Effective carbon dioxide photo-reduction reaction of heterojunction CdS@Fe2O3 catalyst

J.Y. Do, N. Son, J. Kim, J.N. Heo, M. Kang
Yeungnam University,

Keywords: CdS@Fe2O3, heterojunction, CO2 photo-reduction, photocatalyst


Carbon dioxide accelerates global warming as a contributor to greenhouse gas emissions. After the Paris Climate Convention in 2015, global emissions of carbon dioxide are regulated due to environmental problems caused by greenhouse gases. In recent years, technologies to convert CO2 into other energy sources such as methane and methanol have been attracting much attention, with the reduction of CO2 emissions. Among the various carbon dioxide conversion technologies, the photochemical conversion technology of CO2 utilizing solar energy is an environmentally friendly future technology, so it is essential to develop a high efficiency photocatalyst. In this study, we tried to improve the photocatalytic performance by bonding Fe2O3 to CdS which is one of promising photocatalyst in visible light region.
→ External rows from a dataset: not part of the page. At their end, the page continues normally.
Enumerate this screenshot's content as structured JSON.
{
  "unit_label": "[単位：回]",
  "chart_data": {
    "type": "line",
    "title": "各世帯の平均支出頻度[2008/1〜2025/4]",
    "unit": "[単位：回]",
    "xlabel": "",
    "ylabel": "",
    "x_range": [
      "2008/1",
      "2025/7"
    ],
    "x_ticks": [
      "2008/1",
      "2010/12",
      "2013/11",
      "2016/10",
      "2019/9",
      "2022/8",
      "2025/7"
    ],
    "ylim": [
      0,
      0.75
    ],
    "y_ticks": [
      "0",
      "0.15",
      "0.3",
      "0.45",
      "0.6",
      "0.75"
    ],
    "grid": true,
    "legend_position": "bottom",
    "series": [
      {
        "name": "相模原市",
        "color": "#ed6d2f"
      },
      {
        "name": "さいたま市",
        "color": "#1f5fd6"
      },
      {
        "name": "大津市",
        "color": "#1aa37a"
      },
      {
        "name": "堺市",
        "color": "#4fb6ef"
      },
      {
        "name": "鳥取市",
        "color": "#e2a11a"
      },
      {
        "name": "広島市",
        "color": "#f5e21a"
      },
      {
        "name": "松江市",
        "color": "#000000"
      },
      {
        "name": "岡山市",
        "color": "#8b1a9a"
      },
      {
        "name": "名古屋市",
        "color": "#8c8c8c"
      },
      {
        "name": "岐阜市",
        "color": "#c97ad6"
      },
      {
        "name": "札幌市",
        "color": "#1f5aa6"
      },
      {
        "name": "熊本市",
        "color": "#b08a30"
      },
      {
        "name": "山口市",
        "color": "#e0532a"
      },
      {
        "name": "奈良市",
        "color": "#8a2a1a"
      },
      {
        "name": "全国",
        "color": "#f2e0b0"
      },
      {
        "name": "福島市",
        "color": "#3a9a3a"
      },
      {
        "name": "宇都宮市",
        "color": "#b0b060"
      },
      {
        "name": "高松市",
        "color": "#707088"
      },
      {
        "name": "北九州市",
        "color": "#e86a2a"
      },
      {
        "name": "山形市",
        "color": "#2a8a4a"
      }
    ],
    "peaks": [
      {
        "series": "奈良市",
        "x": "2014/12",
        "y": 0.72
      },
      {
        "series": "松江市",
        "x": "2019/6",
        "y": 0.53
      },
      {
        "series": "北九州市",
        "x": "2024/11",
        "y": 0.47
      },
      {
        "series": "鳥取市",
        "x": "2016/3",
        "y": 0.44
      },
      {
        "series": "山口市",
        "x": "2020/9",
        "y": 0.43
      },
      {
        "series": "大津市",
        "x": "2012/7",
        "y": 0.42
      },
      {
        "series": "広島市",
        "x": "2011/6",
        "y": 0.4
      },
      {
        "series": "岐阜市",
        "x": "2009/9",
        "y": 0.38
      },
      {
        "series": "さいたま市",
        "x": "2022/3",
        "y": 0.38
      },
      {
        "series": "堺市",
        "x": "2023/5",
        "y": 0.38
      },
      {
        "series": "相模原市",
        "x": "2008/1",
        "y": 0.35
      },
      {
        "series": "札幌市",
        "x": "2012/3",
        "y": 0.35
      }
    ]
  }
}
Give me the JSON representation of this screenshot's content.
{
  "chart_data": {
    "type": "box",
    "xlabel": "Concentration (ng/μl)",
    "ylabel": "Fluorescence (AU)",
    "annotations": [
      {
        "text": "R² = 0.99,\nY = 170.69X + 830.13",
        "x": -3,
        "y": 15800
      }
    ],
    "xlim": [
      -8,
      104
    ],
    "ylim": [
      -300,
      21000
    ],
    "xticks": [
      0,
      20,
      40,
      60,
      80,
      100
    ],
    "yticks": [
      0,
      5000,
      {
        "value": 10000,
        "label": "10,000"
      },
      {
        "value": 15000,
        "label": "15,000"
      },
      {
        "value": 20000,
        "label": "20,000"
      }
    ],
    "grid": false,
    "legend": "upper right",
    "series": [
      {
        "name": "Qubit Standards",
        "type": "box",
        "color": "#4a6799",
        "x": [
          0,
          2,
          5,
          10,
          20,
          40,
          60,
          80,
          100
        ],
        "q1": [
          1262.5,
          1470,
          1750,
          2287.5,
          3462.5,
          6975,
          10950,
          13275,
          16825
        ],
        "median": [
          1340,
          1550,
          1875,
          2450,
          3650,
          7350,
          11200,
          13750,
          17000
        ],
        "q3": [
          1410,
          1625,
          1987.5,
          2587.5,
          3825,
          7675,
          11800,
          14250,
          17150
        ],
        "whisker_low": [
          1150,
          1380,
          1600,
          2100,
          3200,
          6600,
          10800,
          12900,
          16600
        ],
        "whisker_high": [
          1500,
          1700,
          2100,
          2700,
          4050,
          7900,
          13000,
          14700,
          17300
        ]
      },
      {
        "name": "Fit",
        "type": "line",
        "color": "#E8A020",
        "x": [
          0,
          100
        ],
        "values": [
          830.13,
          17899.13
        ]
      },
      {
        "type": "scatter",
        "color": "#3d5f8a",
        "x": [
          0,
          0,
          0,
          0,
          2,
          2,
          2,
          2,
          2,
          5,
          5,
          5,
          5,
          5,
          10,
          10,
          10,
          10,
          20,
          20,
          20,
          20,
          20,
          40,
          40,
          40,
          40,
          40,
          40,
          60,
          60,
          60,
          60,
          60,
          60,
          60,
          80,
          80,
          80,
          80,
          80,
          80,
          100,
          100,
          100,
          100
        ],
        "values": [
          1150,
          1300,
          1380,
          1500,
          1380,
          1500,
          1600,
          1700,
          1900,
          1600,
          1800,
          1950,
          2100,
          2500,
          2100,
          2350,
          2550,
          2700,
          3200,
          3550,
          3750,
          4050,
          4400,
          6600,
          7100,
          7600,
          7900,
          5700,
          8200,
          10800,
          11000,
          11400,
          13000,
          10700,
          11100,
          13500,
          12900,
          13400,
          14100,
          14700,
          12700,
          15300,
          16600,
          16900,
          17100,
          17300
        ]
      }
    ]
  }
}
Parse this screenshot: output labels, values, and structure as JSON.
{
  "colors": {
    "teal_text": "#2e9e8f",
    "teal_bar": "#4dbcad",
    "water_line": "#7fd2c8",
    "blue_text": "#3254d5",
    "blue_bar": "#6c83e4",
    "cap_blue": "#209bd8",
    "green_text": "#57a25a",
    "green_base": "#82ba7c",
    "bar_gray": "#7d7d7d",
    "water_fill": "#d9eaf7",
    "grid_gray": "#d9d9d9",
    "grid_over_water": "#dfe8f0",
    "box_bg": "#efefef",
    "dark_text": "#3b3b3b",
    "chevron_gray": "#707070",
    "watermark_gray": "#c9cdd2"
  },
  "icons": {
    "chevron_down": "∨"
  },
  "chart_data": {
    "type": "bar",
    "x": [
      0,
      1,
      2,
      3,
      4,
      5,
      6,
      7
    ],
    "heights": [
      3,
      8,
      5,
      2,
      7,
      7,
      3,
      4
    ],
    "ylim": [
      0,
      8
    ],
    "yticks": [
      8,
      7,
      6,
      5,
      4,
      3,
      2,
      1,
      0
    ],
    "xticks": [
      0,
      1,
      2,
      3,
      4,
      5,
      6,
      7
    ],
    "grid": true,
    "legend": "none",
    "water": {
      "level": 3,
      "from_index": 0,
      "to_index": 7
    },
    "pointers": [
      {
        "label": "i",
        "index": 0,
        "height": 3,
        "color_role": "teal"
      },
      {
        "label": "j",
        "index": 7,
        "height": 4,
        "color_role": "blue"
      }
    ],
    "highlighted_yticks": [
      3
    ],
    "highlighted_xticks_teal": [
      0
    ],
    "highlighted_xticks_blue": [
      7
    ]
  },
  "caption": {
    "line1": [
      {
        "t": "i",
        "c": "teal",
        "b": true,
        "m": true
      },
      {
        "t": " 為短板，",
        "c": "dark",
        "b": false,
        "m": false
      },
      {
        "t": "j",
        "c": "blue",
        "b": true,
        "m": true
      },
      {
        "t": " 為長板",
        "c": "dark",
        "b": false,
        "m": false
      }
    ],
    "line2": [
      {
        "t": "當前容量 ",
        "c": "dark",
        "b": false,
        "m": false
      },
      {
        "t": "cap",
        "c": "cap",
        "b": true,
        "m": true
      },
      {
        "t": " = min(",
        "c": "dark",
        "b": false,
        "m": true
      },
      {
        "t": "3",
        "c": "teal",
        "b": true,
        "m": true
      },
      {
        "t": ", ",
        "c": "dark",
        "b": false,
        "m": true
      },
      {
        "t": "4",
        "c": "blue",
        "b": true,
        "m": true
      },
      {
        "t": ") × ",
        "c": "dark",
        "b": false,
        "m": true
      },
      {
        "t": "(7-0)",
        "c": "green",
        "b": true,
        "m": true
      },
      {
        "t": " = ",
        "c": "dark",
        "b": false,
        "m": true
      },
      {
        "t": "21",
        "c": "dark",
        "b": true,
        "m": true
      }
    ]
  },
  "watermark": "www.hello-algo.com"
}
Fe2O3 is also used as a photocatalyst in many applications because of its narrow band gap of about 2.0 eV. However, pure CdS and Fe2O3 single materials are limited due to the fast recombination rate between photo-generated electrons and hole pairs. Therefore, the stability of the catalyst was improved by combining two materials having an ideal band gap, and the effective light absorption and charge separation efficiency were expected by the synergistic effect. CdS nanowire-based heterojunction CdS@Fe2O3 catalysts were applied to the carbon dioxide photo-reduction reaction to evaluate the photocatalytic activity. The optimal ratio of CdS to Fe2O3 was investigated. As a result, CdS@Fe2O3 (1:1) catalyst showed maximum methane production efficiency after 10 h reaction under visible light irradiation. Ultimately, the photocurrent and IMVS results show that heterojunction CdS@Fe2O3 catalysts promote charge separation as compared to pure CdS, Fe2O3, and maintain stable high catalyst performance at slow recombination rates.